Серцем лукаві огида для Господа, а хто в неповинності ходить Його уподоба.
Hand aan hand zal de boze niet onschuldig zijn; maar het zaad der rechtvaardigen zal ontkomen.
Ручаюсь: не буде невинним лихий, а нащадок правдивих захований буде.
Een schone vrouw, die van rede afwijkt, is een gouden bagge in een varkenssnuit.
Золотая сережка в свині на ніздрі це жінка гарна, позбавлена розуму.
De begeerte der rechtvaardigen is alleenlijk het goede; maar de verwachting der goddelozen is verbolgenheid.
Жадання у праведних тільки добро, надія безбожних то гнів.
Er is een, die uitstrooit, denwelken nog meer toegedaan wordt; en een, die meer inhoudt dan recht is, maar het is tot gebrek.
Дехто щедро дає, та ще додається йому, а дехто ховає над міру, та тільки бідніє.
De zegenende ziel zal vet gemaakt worden; en die bevochtigt, zal ook zelf een vroege regen worden.

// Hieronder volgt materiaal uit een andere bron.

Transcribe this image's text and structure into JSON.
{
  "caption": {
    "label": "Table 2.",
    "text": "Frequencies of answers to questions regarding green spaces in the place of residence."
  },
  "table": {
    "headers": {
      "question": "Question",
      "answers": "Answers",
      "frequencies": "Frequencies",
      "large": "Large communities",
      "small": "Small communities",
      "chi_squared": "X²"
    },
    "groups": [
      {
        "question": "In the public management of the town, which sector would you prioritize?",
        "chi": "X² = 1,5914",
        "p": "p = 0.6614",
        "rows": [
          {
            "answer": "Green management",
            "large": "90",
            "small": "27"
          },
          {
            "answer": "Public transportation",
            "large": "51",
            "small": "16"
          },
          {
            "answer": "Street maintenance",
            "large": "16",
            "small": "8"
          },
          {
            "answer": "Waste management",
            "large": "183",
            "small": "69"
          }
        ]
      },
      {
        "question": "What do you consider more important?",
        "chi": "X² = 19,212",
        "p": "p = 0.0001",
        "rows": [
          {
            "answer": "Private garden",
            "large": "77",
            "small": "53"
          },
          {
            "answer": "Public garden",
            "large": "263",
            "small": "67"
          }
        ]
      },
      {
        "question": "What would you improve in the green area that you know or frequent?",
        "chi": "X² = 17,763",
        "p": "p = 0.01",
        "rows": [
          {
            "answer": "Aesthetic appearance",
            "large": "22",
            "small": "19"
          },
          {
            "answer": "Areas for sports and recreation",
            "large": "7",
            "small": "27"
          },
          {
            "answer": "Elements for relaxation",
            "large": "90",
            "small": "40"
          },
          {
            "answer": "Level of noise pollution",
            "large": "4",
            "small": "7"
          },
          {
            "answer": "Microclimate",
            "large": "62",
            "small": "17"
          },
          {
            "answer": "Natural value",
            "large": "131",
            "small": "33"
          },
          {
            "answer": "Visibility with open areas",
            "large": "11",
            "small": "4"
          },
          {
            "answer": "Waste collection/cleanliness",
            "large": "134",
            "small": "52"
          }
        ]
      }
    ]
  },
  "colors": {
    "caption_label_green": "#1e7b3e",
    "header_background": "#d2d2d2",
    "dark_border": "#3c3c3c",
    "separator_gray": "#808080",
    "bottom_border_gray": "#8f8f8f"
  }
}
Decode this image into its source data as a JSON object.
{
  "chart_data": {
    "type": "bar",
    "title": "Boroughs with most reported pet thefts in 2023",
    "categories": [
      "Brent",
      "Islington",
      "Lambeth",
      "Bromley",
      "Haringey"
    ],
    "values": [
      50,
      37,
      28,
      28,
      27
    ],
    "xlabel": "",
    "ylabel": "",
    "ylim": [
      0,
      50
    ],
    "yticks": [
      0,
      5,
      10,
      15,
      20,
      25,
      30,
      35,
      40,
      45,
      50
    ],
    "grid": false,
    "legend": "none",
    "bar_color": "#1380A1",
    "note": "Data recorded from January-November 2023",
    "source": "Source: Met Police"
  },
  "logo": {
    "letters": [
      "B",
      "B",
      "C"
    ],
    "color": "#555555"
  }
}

Душа, яка благословляє, насичена буде, а хто поїть інших, напоєний буде і він.
Wie koren inhoudt, dien vloekt het volk; maar zegening zal zijn over het hoofd des verkopers.
Хто задержує збіжжя, того проклинає народ, хто ж поживу випродує, тому благословення на голову.
Wie het goede vroeg nazoekt, zoekt welgevalligheid; maar wie het kwade natracht, dien zal het overkomen.
Хто прагне добра, той шукає вподобання, хто ж лихого жадає, то й прийде на нього воно.
Wie op zijn rijkdom vertrouwt, die zal vallen; maar de rechtvaardigen zullen groenen als loof.
Хто надію кладе на багатство своє, той впаде, а праведники зеленіють, як листя.
Wie zijn huis beroert, zal wind erven; en de dwaas zal een knecht zijn desgenen, die wijs van hart is.
Хто неряд уносить до дому свого, той вітер посяде, а дурноголовий розумному стане рабом.
De vrucht des rechtvaardigen is een boom des levens; en wie zielen vangt, is wijs.
Плід праведного дерево життя, і мудрий життя набуває.
Ziet, den rechtvaardige wordt vergolden op de aarde, hoeveel te meer den goddeloze en zondaar!
Коли праведний ось надолужується на землі, то тим більше безбожний та грішний!